The ‘Mommy Wars’ Have Us Fighting The Wrong Enemy
(iStock / princigalli)
Are you familiar with Newton’s Third Law? It says that for every action there is an equal and opposite reaction. How about Mommy’s Third Law? It says that for every belief there is an equal and opposite opinion. No, not as familiar with the second one?
You may know it by another name then, The Mommy Wars.
If you have ever read the comments section of a parenting article on online, you have probably seen it firsthand. It’s the ongoing feud between breastfeeders and formula feeders, preschooling and unschooling, working moms and those that stay at home…
This war isn’t being played out in the real world. There aren’t mothers clad in camo leggings or sensible pumps taking this battle into the streets. They’re not pushing strollers and wearing babies into actual combat.
No, the strikes are being launched from behind keyboards and cell phone screens. The ammunition is obnoxious comments on articles and publicly shaming one another in Facebook groups.
I understand the impulse. With all of the access to information we have today, we spend so much time researching every choice we make. Once we finally settle on the approach that we think is best for us, it becomes hard to understand why another mother would have chosen differently. So, we judge one another.
The problem is that we should be judging the children instead.
I remember a particularly peaceful time in my life when I only had one child, and she was just a little lump that couldn’t get into anything that I didn’t personally hand her.
Today I had to fish a green marble out of her diaper. I was literally looking at the back of her head, as she quietly sat there playing, when it happened.
Well, she was quietly playing until the screaming began…
A few weeks ago my toddler found a little green marble. It was the kind that you buy in a mesh bag from AC Moore to use as a filler in vases. With her squeaky little voice she declared it a “shamrock” and alternated between hugging it and making it dance across the kitchen floor.
It was the cutest thing I had ever seen.
I watched her play with it for about ten minutes before she put it down, forgot about it, and moved onto something else. In the time it took her to pick up the next toy, I had forgotten about it too.
That is until the screaming began. With giant eyes, and tears running down her cheeks, she told me that she had eaten her “shamrock.”
I spent three gag worthy days digging through poop, and three mostly sleepless nights imagining all of the different ways that this stupid marble could kill her.

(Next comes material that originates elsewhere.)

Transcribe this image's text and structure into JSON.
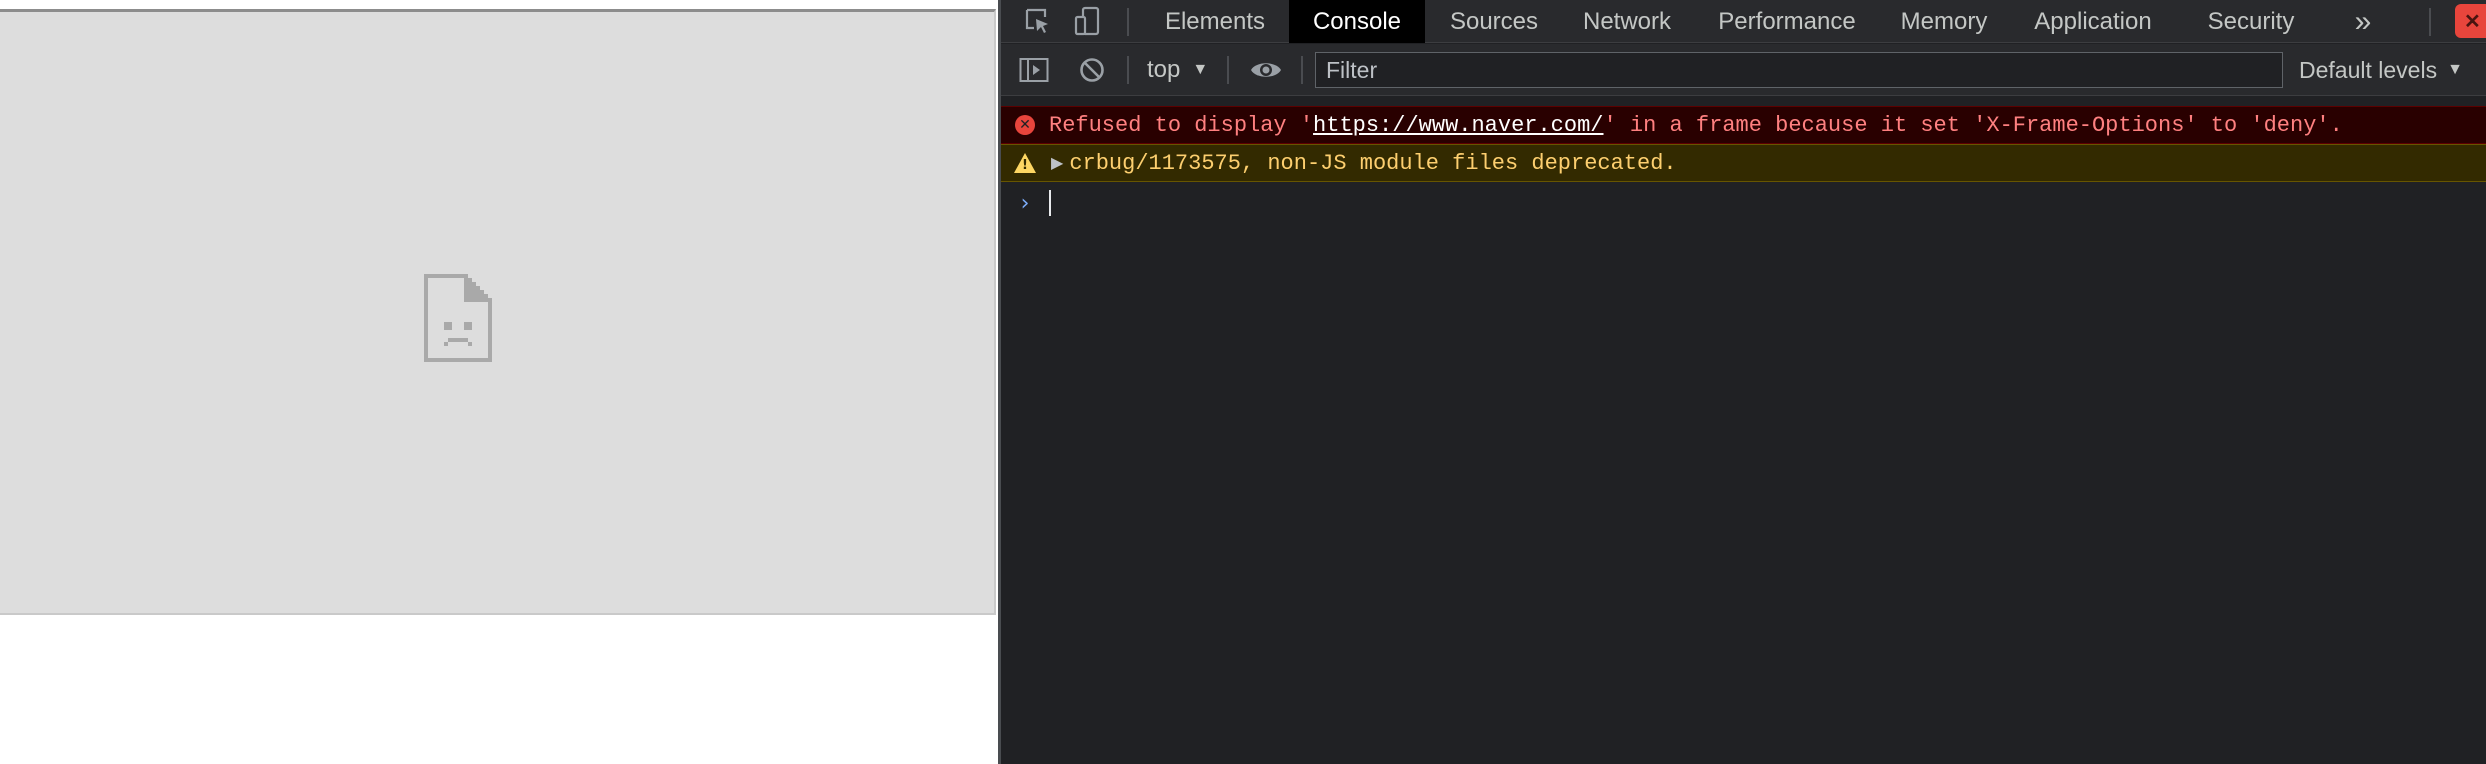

The moment I saw that bedazzled turd in her diaper a wave of relief washed over me. Everything was going to be okay. Things could have gone so much worse, but fortunately it all worked out in the end. I have to think of it as a live and learn moment. She lived, and I learned that she hasn’t quite left the phase where she puts random stuff in her mouth.
I don’t think there is a mom among us that hasn’t made at least one choice that has gone horribly wrong.
And for the most part, it’s not our faults.
We try and do everything we can for these kids but they seem determined to kill themselves at every turn. When I first became a mother I painstakingly researched the benefits of breastfeeding, staying at home, and baby wearing.
I cloth diapered for crying out loud!
Every choice I made was carefully weighed. I thought I was doing everything right, and then I left a marble on the kitchen table and my damn kid ate it.
I’m beginning to suspect that maybe we mothers and our stupid wars aren’t the problem. Our children are the problem.
We are all so busy defending our decisions, and decrying the choices of others, that we are missing the bigger picture.
Our kids, for the most part, just don’t care.
Not only do they not actively care about the choices we make, but they are going to do their level best to make us question those decisions (Would she gain more weight if she were bottle fed? Would the diaper rash go away if I switched to cloth?) most of their lives.
So I propose we mothers unite. Let us focus on the things that join us together instead of the things that divide us. After all, alone we are but one mom, but together we are an army. And an army of moms is probably exactly what it’s going to take to prevent kids from picking up random shit and putting it in their mouths.